Analytics Accelerator architecture v1.6

This architecture page provides a high-level technical overview of how the Analytics Accelerator (PGAA) bridges the gap between transactional Postgres and the modern data lake.

Architecture overview

The EDB Analytics Accelerator extends Postgres's capabilities to create a unified platform for transactional (OLTP) and analytical (OLAP) workloads. The system operates on three fundamental principles: separation of compute and storage for elastic scaling, transparent query access across hot and cold data tiers, and native compatibility with open table formats.

Core components

Postgres Analytics Accelerator (PGAA)

The PGAA extension hooks into the Postgres query planner to identify queries that can be offloaded to the analytical engine. It manages the metadata for analytical tables and coordinates communication between the Postgres process and the query executors.

PGFS storage abstraction

The Postgres File System (PGFS) acts as a unified abstraction layer for object storage, enabling Postgres to interact seamlessly with AWS S3, GCS, and Azure Blob Storage while masking the complexities of individual cloud provider protocols. It optimizes performance and reliability by managing secure authentication through IAM roles and HMAC keys, ensuring network resilience with automated retries and connection pooling, and reducing metadata overhead by caching remote file locations and schemas.

Executor engine

Seafowl is the default, DataFusion-based query engine for PGAA, utilizing a stateless architecture that allows lakehouse nodes to scale compute up or down dynamically without the overhead of local data storage or movement. As a vectorized execution engine designed specifically for analytical workloads, it maximizes CPU cache efficiency by processing data in columnar batches rather than the traditional row-by-row approach used by standard Postgres.

The Postgres instance communicates with the Seafowl engine using Apache Arrow Flight. This is a high-performance RPC framework designed for large-scale data transfer. By using Arrow, PGAA can move columnar data between the database and the query engine with minimal serialization overhead.

While Seafowl is the default executor for high-speed SQL, PGAA also supports Spark Connect. This allows organizations to leverage Apache Spark for extremely complex ETL transformations while still accessing the data through the familiar Postgres wire protocol.

Query execution modes

When a query is executed against an analytics table, PGAA automatically selects the most efficient scanning mode based on the query structure and the location of the data:

DirectScan: The query is offloaded entirely to the Seafowl engine.
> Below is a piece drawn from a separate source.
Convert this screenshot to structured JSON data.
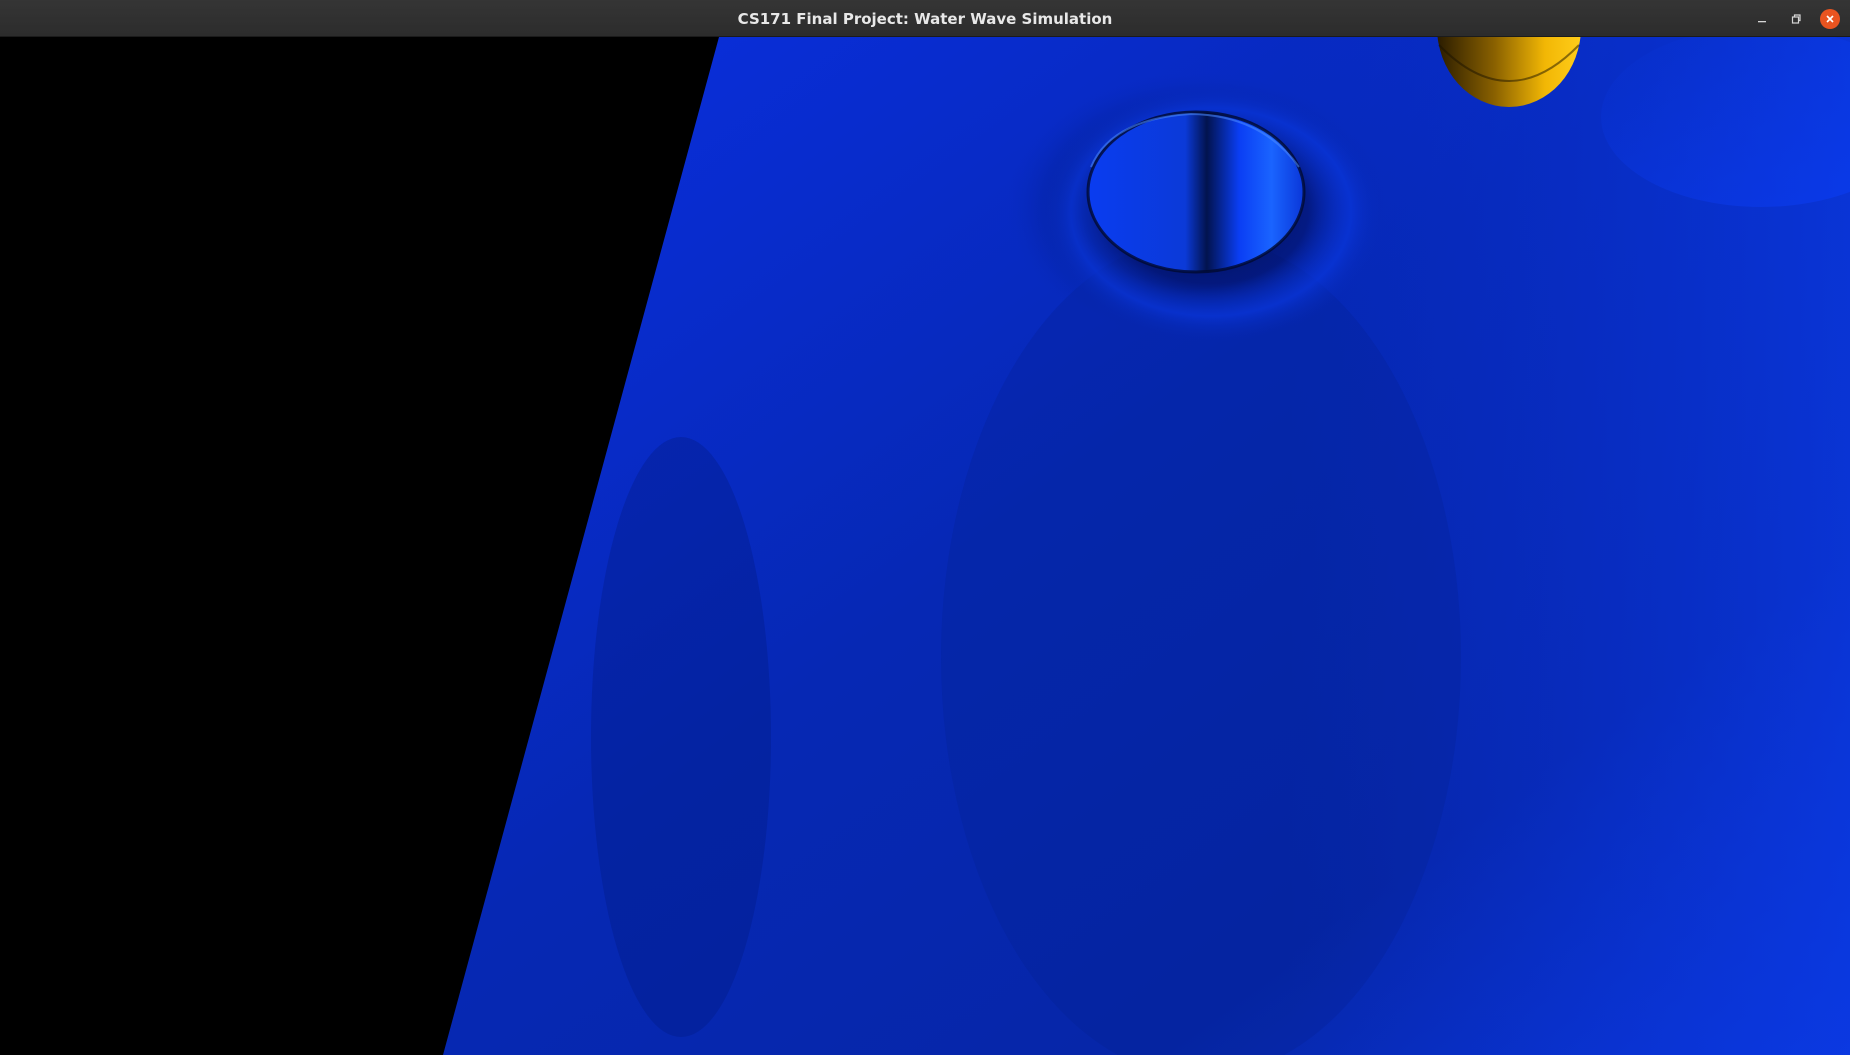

Seafowl reads the remote files directly from object storage, processes all logic (filtering, aggregations, and joins), and returns only the final result set to Postgres. This mode provides maximum performance by utilizing vectorized execution at the source.

CompatScan: This mode is used when a query requires features not yet supported by the vectorized engine or when joining remote lakehouse data with local Postgres tables. In this scenario, Seafowl performs initial filtering and projection on the remote data, then streams those optimized results back to Postgres to complete the final join or complex processing locally.